In another instance, Fell says that although the ancient Phoenicians claimed that their raw materials came from Gaul, they really got them from North America, for which they used Gaul as a code name to deceive their commercial rivals.

In another place he argues that Basque sailors left their names on gravestones. However, New England farmers dragged all those alleged gravestones away from their original sites, thus explaining why no bones or other artifacts have ever been found with them.

Fell argues elsewhere that Phoenician voyagers populated their American colonies with Iberian workers whose "rude manner of life" accounts for the lack of sophisticated material objects at the sites he says they occupied. Nevertheless, these hypothesized, uncultured people supposedly learned to read and write the Phoenician language. Fell says the inscriptions they left prove this.

These last examples bring up a very major objection to Barry Fell's theories. With so many mini-kingdoms all over the North American continent, with all those traders bustling about, and even mining settlements in many places, why is there no hard archeological evidence other than Fell's alleged inscriptions?

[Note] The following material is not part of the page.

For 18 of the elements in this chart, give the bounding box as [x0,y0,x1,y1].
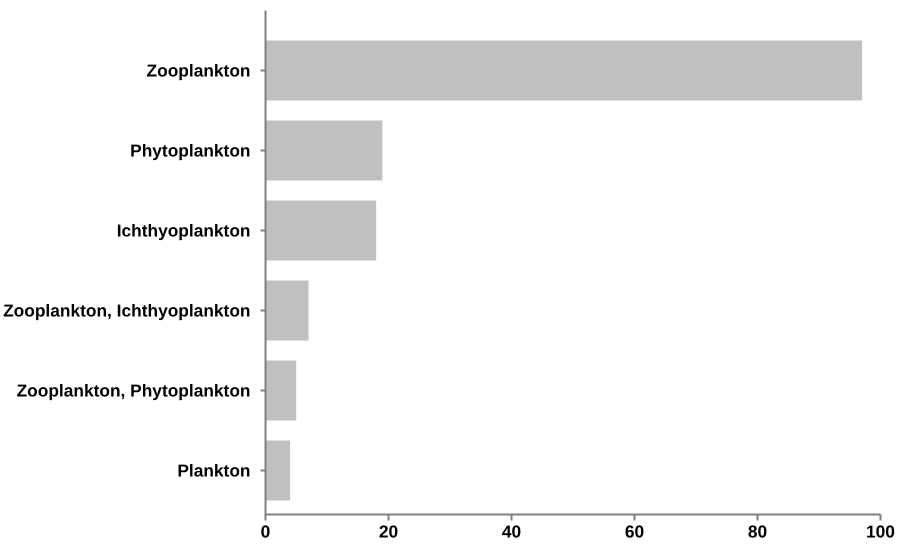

Archeologists came to accept that Vikings traveled to North America only after material evidence--artifacts such as tools and pottery--and settlement ruins were found in Nova Scotia. But Fell's book includes no hard archeological evidence that has not either been declared a fraud by professional archeologists, established as something other than what Fell says it is, or been considered in the context of a more plausible hypothesis than the one Fell constructs.

Several of Fell's decipherments are based on inscriptions that professional archeologists say are frauds. The most interesting is a tablet found by one Reverend Jacob Gass in an Indian burial mound in Davenport, Iowa in 1877. (Among other errors in Fell's discussion of the tablet, he says it was found in 1874.)

The Davenport tablet, which is one of the tablets discovered in the mound, is none other than the breakthrough Readers' Digest compared to the Rosetta Stone.

Effigy pipes in the form of elephants were found in other mounds nearby. Fell claims these are proof of contact with North African civilizations in ancient times.

The Davenport finds were immediately claimed by some to be frauds, and for several years a debate raged among archeologists all over the world. Science magazine carried letters both supporting and rejecting the authenticity of the tablets and the effigy pipes. Ultimately, investigations by officials of the Smithsonian Institution conclusively established that the tablets, and many other supposed artifacts, were frauds planted alongside authentic American Indian artifacts and skeletons of the Hopewell people.